Cataloguing the Library & Archives Service Pamphlet Collection

The Library is undertaking a project to catalogue a collection of around 3000 pamphlets, all of which were previously inaccessible to users and stored away inside a vault. The pamphlets date from 1900 onwards and cover a range of subjects which make up the Barnard classification scheme, with principle strengths in Nutrition (BEX), Alcohol and Alcoholism (GFD), AIDS (HBZ), Mycobacteria (JC), Malaria (LF), Cancer (PM), Public Health UK (SOFG), Public Health – non UK (SOFZ), and Family Planning (UTT). My colleagues Cathy, Andre, Jennifer, and I plan to use this blog to share information about the collection as and when we discover interesting material to write about. We hope Library users find the blogs informative, and we hope they might also consider the pamphlets as a potential source of information when it comes to their own research.
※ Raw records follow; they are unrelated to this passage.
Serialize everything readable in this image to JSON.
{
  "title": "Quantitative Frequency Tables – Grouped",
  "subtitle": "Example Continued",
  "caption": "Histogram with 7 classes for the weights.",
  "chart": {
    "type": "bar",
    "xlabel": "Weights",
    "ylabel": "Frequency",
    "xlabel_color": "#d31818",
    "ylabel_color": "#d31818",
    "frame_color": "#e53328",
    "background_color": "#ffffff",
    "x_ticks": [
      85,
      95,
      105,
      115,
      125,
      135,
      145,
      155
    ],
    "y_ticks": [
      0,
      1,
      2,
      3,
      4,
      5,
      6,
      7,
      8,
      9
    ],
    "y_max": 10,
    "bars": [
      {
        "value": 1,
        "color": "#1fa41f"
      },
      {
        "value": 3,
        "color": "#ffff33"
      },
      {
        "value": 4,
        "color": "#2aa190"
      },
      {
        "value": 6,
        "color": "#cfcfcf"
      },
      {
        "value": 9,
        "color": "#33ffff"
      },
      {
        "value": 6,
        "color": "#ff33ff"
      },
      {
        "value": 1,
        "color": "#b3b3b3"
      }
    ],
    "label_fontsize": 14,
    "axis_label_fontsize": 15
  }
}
Foods For Your Family (BEX.74)

Since beginning work on Nutrition we’ve uncovered lots of literature originating from countries outside the UK. Foods For Your Family (BEX.74), for example, is a 1952 pamphlet produced by the Puerto Rican Department of Education and designed to promote the benefits of a balanced diet amongst rural populations. ‘The body is like a machine’, the pamphlet claims, before explaining, ‘[you] too are the owner of one of these machines […] given to you by God for you to use and take care of’. Accordingly, the pamphlet advises eating plenty of fruits as a way of getting ‘all the Vitamin C you need for one day’. ‘[When] people do not get enough Vitamin C’, it continues, ‘[…] they tire easily and feel lifeless’. West Indian cherries, mammee apples, papaws, mangos, guavas, and soursops in varying quantities all constitute approved and very exotic sources of Vitamin C!

Other pamphlets in the Nutrition class include those concerning the dietary habits of UK civilians during WW2. Gertrude Wagner’s Vegetable Consumption in Four Selected Towns: A Survey Made for the Ministry of Food (BEX.42) provides interesting analysis on families and their seemingly ambivalent attitudes towards their greens. According to statistics presented in the pamphlet, top of the vegetable ‘dislike list’ is the humble marrow, closely followed by parsnips, watercress, leeks, and French beans. And the reasons given for not serving vegetables every day? ‘Too expensive’; ‘Too busy washing, cleaning, working’; ‘Do not like or care for vegetables’; ‘Housewife ill or unable to shop or cook’ . . .

The Library & Archives Service pamphlet collection is now located in the gallery overlooking the Reading Room.